Paul and Theosis

Paul and Theosis December 23, 2019

When Michael Gorman’s Inhabiting the Cruciform God appeared I read it and even assigned it for a class at Northern and it was there that I began tracking more closely the rather fresh use of “theosis” as a NT category for what is sometimes called “union” with Christ or “participation” in Christ.

An Orthodox friend of mine had put me in touch in previous years with the Orthodox theory of theosis, which I found stimulating even if quite strange to my Western ears-way of thinking, so when Gorman used it I began to probe if it was really the same. No and yet some Yes, is what I thought.

Not long ago I read Grant Macaskill’s attempt to dislodge theosis from Pauline theology in his book, Union with Christ in the New Testament, which I found complicating the issue (which can be good) but disappointing (in not really taking us deeper into the conversation, and his forming it all through “covenant” is a parallel, not penetrating, idea) — yes, he made some good points about the history of the term. His more recent smaller book of lectures didn’t do much for the discussion. Yes, the notions of union and participation are probably more organic to NT categories but they are on the way to theosis and there are some elements of theosis that perhaps can clarify the discussion.

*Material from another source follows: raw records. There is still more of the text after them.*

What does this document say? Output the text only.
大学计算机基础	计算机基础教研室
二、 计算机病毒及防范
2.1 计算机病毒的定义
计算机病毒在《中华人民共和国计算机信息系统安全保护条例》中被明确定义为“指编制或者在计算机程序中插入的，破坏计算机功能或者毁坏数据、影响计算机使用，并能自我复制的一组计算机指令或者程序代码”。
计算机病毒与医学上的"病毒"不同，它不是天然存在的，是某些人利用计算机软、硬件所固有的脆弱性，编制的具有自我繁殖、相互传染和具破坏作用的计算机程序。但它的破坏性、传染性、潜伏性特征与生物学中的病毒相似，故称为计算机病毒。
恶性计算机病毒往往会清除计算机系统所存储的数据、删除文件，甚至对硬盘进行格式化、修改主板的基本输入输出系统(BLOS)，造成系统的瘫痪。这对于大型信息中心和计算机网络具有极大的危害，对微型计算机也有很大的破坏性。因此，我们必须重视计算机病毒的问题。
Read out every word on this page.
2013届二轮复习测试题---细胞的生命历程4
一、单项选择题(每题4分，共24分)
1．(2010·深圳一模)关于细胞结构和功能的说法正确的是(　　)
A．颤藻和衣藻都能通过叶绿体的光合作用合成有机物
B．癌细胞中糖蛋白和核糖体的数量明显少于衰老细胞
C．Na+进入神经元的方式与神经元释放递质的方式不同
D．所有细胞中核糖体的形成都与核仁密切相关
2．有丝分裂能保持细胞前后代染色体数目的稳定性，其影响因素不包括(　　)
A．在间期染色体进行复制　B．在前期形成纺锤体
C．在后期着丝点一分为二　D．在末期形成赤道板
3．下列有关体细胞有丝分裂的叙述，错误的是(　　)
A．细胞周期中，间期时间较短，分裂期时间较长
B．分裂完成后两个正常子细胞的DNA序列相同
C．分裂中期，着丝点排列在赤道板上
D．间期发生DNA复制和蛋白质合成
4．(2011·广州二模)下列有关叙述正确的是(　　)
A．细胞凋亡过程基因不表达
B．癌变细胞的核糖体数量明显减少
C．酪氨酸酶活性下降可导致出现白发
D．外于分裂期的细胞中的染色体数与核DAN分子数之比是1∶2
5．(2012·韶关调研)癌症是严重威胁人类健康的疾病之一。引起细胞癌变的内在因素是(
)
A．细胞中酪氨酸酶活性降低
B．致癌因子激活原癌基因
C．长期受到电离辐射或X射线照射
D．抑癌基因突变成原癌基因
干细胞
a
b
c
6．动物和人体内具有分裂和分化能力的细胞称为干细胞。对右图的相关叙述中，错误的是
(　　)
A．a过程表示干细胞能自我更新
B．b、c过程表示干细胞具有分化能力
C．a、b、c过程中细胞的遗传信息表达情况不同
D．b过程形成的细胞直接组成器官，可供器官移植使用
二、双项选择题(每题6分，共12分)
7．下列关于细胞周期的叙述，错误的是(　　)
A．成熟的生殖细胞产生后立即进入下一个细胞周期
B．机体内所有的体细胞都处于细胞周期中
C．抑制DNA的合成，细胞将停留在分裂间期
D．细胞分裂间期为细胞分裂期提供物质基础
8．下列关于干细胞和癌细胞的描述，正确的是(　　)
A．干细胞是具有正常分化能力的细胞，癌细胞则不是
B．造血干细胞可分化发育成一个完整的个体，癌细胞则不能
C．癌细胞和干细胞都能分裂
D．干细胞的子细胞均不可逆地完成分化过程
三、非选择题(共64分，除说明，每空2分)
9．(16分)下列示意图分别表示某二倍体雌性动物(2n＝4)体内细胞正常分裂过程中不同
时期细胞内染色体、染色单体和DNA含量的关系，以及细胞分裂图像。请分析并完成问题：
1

In Gorman’s newest book he takes us further into this discussion about theosis:  Participating in Christ: Explorations in Paul’s Theology and Spirituality (#ad).

A quick brief of his on what he is talking about.

Because justification is transformative participation in the life of the God who is revealed in Christ, justification itself entails what the Christian tradition has called theosis, or deification.

Elsewhere I have defined “theosis” in the Pauline context as “transformative participation in the kenotic, cruciform character of God through Spirit-enabled conformity to the incarnate, crucified, and resurrected/glorified Christ.”

I’d put it this way: not quite theosis, of course, but moving in that direction. This very notion of union with Christ, being “in Christ” and “participation in Christ” along with the our indwelling the one who is the fullness of God — well, we’re getting there. Gorman makes four big points:

1. Because this God is revealed in a Messiah who was crucified before being glorified, it is cruciform theosis.

2. At the same time (as we emphasized in chap. 3), such cruciform participation in Christ is suffused with the life of the resurrected/glorified Christ, which makes it life-giving; this cruciform theosis is, paradoxically, resurrectional. Indeed, otherwise it would not be theosis.

3. We must also stress that for Paul theosis is a communal or corporate reality, not merely an individual experience;2 in 2 Corinthians 5:21 Paul says that God acted “so that we would become” God’s righ4.

4. Finally, realizing this corporate, cruciform, resurrectional theosis constitutes the goal of Paul’s mission because he believes it is the mission of God. In sum, theosis in Paul is corporate, cruciform, resurrectional, and missional.

After mentioning Macaskill and not engaging him much, Gorman sets out three ground rules:

First of all, no interpretation of theosis can compromise the Creator-creature distinction.

Second, a text that is theotic will identify, implicitly or explicitly, either one or more divine attributes or else a general divine likeness that is the goal of transformation.

Third, since the New Testament is inherently Christocentric (concerned with the identity and significance of Jesus), there normally needs to be a christological assumption in a potentially theotic text (or its co-text), whether explicit or implicit, that Christ participates in the divine identity.

Gorman is a NT exegete so he focuses on NT texts: 2 Cor 3:18 and 5:21 and then the grace of God in Christ that becomes the grace of of God in us in 2 Cor 8:9.